Masking leverages an additional layer between the raw data and query issuers to hide sensitive information from non-privileged access.

The good news is many storage solutions and database engines offer such a layer out-of-the-box (see Azure Data Explorer's row level security for example).

Summary

In this article we looked at a few ways in which we can take sensitive data and make it less sensitive:

Aggregating data makes it impossible to connect it back to individual users.
Anonymizing data, while a bit more involved than aggregating, preserves the granularity of user-level data, while removing the identifiable parts.
In some cases, we do have legitimate scenarios in which we want to trace back the data to actual users. In this case, we can use pseudonymization to make the data partially anonymous and only restore the link with the real user ID on a need-to-know basis.
Hashing is a one-way transformation of the data. Given a pseudonymized ID, we can't recover a user ID. We can restore the association by hashing user ID again and joining on the pseudonymized ID. Adding secret salt to a hash makes it harder to restore the association (one would need to also know the salt value).
Encryption is a two-way transformation, which requires an additional piece of information: a key.
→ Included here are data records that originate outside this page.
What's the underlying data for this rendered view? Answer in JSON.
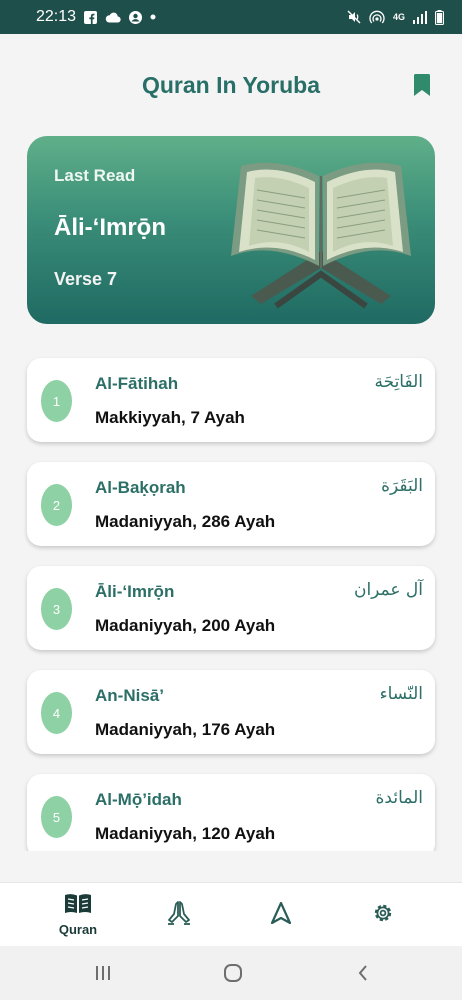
{
  "status_bar": {
    "time": "22:13",
    "left_icons": [
      "facebook-icon",
      "cloud-icon",
      "account-icon",
      "dot-icon"
    ],
    "right_icons": [
      "mute-icon",
      "hotspot-icon",
      "4g-icon",
      "signal-icon",
      "battery-icon"
    ],
    "network": "4G"
  },
  "header": {
    "title": "Quran In Yoruba",
    "bookmark_icon": "bookmark-icon"
  },
  "last_read": {
    "label": "Last Read",
    "surah": "Āli-‘Imrọ̄n",
    "verse": "Verse 7"
  },
  "surahs": [
    {
      "number": "1",
      "name": "Al-Fātihah",
      "arabic": "الفَاتِحَة",
      "meta": "Makkiyyah, 7 Ayah"
    },
    {
      "number": "2",
      "name": "Al-Baḳọrah",
      "arabic": "البَقَرَة",
      "meta": "Madaniyyah, 286 Ayah"
    },
    {
      "number": "3",
      "name": "Āli-‘Imrọ̄n",
      "arabic": "آل عمران",
      "meta": "Madaniyyah, 200 Ayah"
    },
    {
      "number": "4",
      "name": "An-Nisā’",
      "arabic": "النّساء",
      "meta": "Madaniyyah, 176 Ayah"
    },
    {
      "number": "5",
      "name": "Al-Mọ̄’idah",
      "arabic": "المائدة",
      "meta": "Madaniyyah, 120 Ayah"
    }
  ],
  "bottom_nav": {
    "items": [
      {
        "icon": "quran-book-icon",
        "label": "Quran"
      },
      {
        "icon": "prayer-hands-icon",
        "label": ""
      },
      {
        "icon": "qibla-arrow-icon",
        "label": ""
      },
      {
        "icon": "settings-gear-icon",
        "label": ""
      }
    ]
  },
  "system_nav": [
    "recents-icon",
    "home-icon",
    "back-icon"
  ],
  "colors": {
    "primary": "#276f67",
    "badge": "#8dd1a4",
    "card_gradient_top": "#5faf89",
    "card_gradient_bottom": "#1f6a63",
    "status_bar": "#1f4f4a"
  }
}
Given a pseudonymized ID, we can recover the user ID if we have the key by decrypting the data.
Masking is another technique for hiding sensitive information. In this case, the data is not transformed, rather an in-between layer can hide sensitive information and only make it available when appropriate.

This are important techniques to know when dealing with sensitive data, since they all allow us to make more data available to more analytical scenarios without compromising on user privacy.